Seredipity by Dr Elizabeth McCardell, M. Couns., PhD

 

September 2021

 

     A few weeks ago, a friend and I went whale watching off Byron Bay. The day started auspiciously enough when we drove out to the dive shop. Things were going well. We arrived in good time and found a car parking spot fairly close by. At the shop we watched a video on what we might see out on the boat, piled in a bus and headed off to The Pass where the boat was launched by a four wheel drive. The plan was to walk through the shallows and climb into the boat, but first the car had to leave the beach. It couldn’t. It was bogged. The tide was coming up, which didn’t look promising. Another 4WD turned up to get the first one out of the shallow water, but, lo that got bogged as well. A small towing truck turned up to help, and successfully pulled the second 4WD out of the shallows. We cheered. Inexplicably, so I thought, the second 4WD and not the truck went back down to retrieve the first car, which by then, was practically drifting away.

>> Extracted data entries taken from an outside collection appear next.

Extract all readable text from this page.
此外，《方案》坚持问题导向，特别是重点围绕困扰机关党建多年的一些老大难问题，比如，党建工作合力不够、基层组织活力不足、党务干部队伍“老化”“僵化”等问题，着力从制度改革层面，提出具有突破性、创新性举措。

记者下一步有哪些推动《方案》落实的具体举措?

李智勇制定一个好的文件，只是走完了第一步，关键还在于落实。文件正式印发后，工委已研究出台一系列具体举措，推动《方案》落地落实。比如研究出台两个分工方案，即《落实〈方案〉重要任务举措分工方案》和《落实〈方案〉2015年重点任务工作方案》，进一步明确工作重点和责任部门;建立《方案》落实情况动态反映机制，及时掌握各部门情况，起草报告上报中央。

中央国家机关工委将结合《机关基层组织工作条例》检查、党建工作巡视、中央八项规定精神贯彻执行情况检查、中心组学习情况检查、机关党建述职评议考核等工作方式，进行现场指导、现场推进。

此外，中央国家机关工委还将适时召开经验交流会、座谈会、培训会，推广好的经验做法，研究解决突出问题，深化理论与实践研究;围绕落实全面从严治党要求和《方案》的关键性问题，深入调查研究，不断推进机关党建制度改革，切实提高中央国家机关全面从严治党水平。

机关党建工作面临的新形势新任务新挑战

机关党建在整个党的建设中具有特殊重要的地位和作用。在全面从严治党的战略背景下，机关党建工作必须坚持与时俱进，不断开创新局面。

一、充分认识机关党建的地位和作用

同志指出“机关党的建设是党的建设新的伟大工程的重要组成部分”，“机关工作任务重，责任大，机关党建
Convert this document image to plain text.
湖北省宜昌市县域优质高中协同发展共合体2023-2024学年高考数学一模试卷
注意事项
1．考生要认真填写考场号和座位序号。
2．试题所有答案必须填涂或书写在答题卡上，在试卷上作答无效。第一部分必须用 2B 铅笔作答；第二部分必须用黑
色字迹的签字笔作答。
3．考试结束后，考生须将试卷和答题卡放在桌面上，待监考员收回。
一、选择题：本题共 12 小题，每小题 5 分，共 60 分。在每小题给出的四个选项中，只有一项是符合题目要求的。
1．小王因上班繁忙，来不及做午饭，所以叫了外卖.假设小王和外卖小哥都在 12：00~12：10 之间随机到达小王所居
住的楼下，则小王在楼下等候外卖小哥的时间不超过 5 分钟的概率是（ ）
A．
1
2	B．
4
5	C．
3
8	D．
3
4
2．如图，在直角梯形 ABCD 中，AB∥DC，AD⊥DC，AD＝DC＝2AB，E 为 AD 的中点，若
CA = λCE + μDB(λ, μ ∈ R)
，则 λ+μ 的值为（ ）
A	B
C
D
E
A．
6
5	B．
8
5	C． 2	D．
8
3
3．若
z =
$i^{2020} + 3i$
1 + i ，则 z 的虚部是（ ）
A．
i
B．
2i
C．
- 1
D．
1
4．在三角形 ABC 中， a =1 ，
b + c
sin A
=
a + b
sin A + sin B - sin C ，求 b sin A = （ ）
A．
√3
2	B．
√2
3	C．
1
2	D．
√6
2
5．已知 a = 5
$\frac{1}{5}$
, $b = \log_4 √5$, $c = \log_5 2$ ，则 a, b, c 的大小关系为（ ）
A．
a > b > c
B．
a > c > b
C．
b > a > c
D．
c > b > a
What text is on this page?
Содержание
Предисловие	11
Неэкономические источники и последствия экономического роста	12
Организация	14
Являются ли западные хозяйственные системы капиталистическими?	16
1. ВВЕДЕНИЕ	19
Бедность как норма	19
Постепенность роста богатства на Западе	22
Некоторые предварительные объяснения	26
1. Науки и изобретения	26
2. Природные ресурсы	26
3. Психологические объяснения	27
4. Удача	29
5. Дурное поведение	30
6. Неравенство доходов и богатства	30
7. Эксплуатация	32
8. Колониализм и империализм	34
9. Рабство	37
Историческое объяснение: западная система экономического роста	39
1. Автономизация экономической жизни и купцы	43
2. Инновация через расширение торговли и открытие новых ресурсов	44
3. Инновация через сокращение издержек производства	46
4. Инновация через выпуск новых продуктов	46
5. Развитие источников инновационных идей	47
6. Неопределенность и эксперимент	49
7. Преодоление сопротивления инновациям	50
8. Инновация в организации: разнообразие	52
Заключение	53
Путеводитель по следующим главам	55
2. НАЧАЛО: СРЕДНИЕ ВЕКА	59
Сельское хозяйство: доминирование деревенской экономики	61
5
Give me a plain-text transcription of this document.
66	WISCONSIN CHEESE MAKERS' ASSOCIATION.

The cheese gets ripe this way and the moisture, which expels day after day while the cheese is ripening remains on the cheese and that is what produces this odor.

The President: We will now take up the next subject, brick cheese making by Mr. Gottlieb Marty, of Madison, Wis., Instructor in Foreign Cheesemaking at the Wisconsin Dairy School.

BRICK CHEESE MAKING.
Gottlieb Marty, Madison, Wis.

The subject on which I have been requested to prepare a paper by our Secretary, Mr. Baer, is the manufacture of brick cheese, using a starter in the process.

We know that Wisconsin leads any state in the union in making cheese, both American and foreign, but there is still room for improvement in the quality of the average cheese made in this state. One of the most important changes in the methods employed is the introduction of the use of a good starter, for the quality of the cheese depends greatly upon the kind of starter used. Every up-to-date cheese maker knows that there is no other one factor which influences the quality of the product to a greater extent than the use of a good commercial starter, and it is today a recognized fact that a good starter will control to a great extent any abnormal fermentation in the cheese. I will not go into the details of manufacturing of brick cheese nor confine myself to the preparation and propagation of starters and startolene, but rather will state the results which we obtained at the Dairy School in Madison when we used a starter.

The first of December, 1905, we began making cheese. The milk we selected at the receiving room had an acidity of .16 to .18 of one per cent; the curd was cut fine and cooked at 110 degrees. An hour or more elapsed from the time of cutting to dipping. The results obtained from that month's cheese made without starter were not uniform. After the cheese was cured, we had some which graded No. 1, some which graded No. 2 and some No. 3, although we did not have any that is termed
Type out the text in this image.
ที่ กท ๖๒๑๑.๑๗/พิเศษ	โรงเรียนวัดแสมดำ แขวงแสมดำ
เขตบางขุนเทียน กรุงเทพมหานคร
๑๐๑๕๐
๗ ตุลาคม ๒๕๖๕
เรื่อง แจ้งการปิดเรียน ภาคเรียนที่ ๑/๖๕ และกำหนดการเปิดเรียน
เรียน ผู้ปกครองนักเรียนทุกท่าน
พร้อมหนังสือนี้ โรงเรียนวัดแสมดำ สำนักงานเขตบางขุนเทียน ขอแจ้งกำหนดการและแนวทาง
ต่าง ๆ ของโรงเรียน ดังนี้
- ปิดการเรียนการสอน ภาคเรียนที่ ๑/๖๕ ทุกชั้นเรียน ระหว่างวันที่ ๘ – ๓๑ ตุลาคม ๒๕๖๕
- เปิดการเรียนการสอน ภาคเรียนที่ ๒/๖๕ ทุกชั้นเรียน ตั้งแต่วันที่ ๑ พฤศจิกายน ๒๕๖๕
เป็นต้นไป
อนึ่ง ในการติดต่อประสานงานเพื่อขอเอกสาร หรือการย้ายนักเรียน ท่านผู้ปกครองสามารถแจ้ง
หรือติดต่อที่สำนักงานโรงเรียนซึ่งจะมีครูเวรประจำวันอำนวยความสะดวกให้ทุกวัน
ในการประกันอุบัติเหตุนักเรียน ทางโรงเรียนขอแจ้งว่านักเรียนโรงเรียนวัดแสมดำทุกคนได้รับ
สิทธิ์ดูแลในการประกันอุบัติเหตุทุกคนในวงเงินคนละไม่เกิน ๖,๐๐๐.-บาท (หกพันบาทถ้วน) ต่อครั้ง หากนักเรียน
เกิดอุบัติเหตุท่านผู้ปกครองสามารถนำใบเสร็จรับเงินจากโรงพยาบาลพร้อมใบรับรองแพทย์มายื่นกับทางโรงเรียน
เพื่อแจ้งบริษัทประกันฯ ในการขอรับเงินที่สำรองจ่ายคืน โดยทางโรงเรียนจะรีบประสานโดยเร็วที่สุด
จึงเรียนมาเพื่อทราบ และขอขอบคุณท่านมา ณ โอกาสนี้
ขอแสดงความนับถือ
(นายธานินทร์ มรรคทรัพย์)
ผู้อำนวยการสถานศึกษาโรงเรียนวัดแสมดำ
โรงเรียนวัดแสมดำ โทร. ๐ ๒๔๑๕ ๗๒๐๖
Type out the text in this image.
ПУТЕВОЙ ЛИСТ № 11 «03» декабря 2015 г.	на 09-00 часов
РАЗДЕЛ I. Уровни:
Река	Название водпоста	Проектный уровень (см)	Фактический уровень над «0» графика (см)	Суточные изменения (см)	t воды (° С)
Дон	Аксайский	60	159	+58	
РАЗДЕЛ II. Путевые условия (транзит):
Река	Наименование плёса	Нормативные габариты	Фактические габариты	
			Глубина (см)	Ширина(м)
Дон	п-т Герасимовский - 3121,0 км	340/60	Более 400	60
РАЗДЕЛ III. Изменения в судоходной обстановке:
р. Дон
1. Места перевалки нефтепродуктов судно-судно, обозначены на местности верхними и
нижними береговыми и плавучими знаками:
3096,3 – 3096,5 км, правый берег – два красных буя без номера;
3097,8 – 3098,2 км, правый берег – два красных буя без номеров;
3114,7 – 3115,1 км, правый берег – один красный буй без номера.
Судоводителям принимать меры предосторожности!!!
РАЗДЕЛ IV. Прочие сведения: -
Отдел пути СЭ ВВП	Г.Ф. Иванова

The first car was saved, and remarkably still driveable, and the second car went back into the shallows to retrieve the trailer that was partially submerged. That was saved and it and all three vehicles headed back up the beach to the road and away.

 

     The tide was coming up and the waves were getting bigger as we, an hour later, waded to the boat. We got aboard and started getting really drenched as the waves crashed on top of us, but we decided to continue the planned expedition out to sea. Turtles swam by, dolphins appeared and disappeared and reappeared, and we saw breaching whales rising and diving as we travelled beyond Julian Rocks. We followed them to the edge of the marine park that is out there and delighted in all the life around us. It was truly wonderful.

 

     It was, though, getting really late, and so it was decided to return to shore. And so we did. I was hungry, weak with hunger actually, having had only a light breakfast many hours before, so on getting out of the boat I promptly fell into the water. It seems this was serendipity at work for we could  not eat at a particular Japanese restaurant as planned, or in fact anywhere in Byron because I was drenched; socially unacceptably wet all over.

 

     Now it turns out that this restaurant that we couldn’t go to was the same one visited by a Sydney man and his two sons on the same day around the same time. This little family, it turns out had the covid19 virus. If we had been there, we would have had to be in quarantine for two weeks; or worse, we could’ve got sick. Getting too wet effectively saved us from that happening.

 

     Serendipity, finding the fortunate while not even trying, feels like a gift. I certainly am very glad of it, but…

 

     It is easy at such times to try to read much more into such things than may be there. I am, by nature, am not inclined to do so. I do not appeal to divine interventions nor other grand schemers, preferring, instead, to determine what I need to do at the time and more or less accept things as they arise and deal with them thoughtfully. I see life as an experiment where we do not really know the outcomes, but where we can explore, test, and examine what happens next. There is life and there is death, for sure, and we are capable of making choices, but there are also things that happen serendipitously. What happened for me could well have been caused by nothing more than an inadequate and too early breakfast. Maybe.

Serendipity, or not, our task, my task, is to act with awareness; to be present and conscious in this beautiful world we are part of, and to be responsible for self, and others as fellow free agents.